John Keist Lord had nothing to say of the horses arriving at Fort Hope, but Susan Allison, who lived at Hope in the early 1860s, described the arrival of the Fort Colvile Brigades, which she must have witnessed more than once:
From the doorway of our shack we could see the Hudson’s Bay Company’s Post and watch the pack trains come in from Colvile, Keremeos, and other places. Sometimes there would be a grand stampede and the pack trains would disrupt. Horse and men could be seen through a misty cloud of dust, madly dashing all over the Hope flat, lassos flying, dogs barking, hens flying for safety anywhere.
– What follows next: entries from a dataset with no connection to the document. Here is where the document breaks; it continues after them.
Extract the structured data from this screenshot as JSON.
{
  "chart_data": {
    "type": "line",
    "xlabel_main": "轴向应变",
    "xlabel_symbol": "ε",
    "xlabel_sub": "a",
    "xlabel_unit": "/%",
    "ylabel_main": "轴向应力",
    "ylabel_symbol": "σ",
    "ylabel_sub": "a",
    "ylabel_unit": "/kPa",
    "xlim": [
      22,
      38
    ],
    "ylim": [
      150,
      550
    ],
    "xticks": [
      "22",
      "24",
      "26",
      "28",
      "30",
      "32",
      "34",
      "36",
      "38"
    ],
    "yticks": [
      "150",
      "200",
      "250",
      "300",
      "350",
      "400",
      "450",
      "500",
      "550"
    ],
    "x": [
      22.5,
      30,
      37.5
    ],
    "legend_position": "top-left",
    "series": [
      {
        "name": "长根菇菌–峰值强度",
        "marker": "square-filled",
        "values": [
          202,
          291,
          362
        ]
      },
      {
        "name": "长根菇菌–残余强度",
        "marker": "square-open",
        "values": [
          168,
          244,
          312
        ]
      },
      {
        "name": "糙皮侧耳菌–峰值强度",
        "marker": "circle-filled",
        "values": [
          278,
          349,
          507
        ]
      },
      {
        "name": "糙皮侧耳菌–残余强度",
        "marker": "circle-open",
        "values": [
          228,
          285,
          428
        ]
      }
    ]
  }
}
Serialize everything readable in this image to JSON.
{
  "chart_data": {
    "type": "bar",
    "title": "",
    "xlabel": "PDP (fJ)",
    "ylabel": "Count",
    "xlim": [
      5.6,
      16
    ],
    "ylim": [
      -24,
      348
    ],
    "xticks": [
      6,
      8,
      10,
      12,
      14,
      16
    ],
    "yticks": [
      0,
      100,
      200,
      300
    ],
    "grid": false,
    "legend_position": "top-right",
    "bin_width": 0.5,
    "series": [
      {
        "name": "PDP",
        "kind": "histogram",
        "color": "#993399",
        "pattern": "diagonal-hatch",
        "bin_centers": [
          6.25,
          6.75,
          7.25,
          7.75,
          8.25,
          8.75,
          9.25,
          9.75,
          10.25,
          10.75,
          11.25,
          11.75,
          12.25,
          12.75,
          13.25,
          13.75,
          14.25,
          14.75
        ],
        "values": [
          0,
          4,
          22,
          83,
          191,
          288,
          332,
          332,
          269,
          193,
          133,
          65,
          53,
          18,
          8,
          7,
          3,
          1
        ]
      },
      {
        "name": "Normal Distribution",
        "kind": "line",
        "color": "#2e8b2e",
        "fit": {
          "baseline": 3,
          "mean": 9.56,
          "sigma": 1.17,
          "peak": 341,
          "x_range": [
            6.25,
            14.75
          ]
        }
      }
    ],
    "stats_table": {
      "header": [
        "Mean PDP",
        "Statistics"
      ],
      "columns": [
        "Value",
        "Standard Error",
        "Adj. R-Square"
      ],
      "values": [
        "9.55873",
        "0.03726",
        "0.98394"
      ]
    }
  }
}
Suddenly the tempest would subside as fast as it had arisen, the pack boys would emerge from the clouds of dust leading the ring leaders in the stampede.
Excitement was always contagious, and I suspect that the arrival of the Fort Colvile Brigades at Fort Hope woke the little town up!
A little side story, from John Keist Lord’s book, At Home in the Wilderness. He described Fort Walla Walla, which by the time he was in the territory had been taken over by the Walla Walla Indians. “Old Walla-Walla was once a fort,” he wrote, “not as we are prone to picture a fort, battlemented and bristling with guns, but was simply a square enclosed by mud or adobe walls, containing a few miserable hovels, which were once tenanted by the fur-traders in the employ of the Hudson’s Bay Company.” The American settlement of New Walla Walla was down the road, and visitors travelled as best he can, by a four-horse machine called a stage.” He wasn’t impressed by the stage, either. “The distance is thirty miles straight over a treeless sandy plain on which nothing grows save stunted wild sage… and the wind always blows in one’s face.” Also, according to Lord, the name of the Walla Walla Indians, “translated into English, means ever-bright and sparkling.” I wonder if that is true?
To go back to the first post in this very short series, go here: https://nancymargueriteanderson.com/wranglers/
Copyright, Nancy Marguerite Anderson, 2024. All rights reserved.
- Wranglers in the HBC Brigades
- Fort Colvile Brigade
According to Washington State’s History Link, “Walla Walla was a Nez Perce name given to one of the indigenous groups who lived in what is now the Walla Walla Valley. The name means ‘running waters’ or, more specifically, the place where a small stream runs into a larger one. A number of rivers flow across the valley into the Walla Walla River and join the Columbia River.”
On the use of horse vs. mules: Mules are created by breeding a jack donkey to a mare horse. Mares don’t do that voluntarily—it requires human intervention. Since mules are sterile, the use of a jack and a mare, with human intervention, has to be repeated to produce each mule. In the isolated PNW, with no donkeys available, it was much more practical to acquire horses from First Nations, for whom it was a lucrative trade.
How interesting about mules! I knew they were a combination of horse and donkey — but I never gave a thought to how a donkey stallion could mate with a much larger horse mare. Mules came into the territory with the goldminers from California, I presume. California is a long long way from the Pacific Northwest!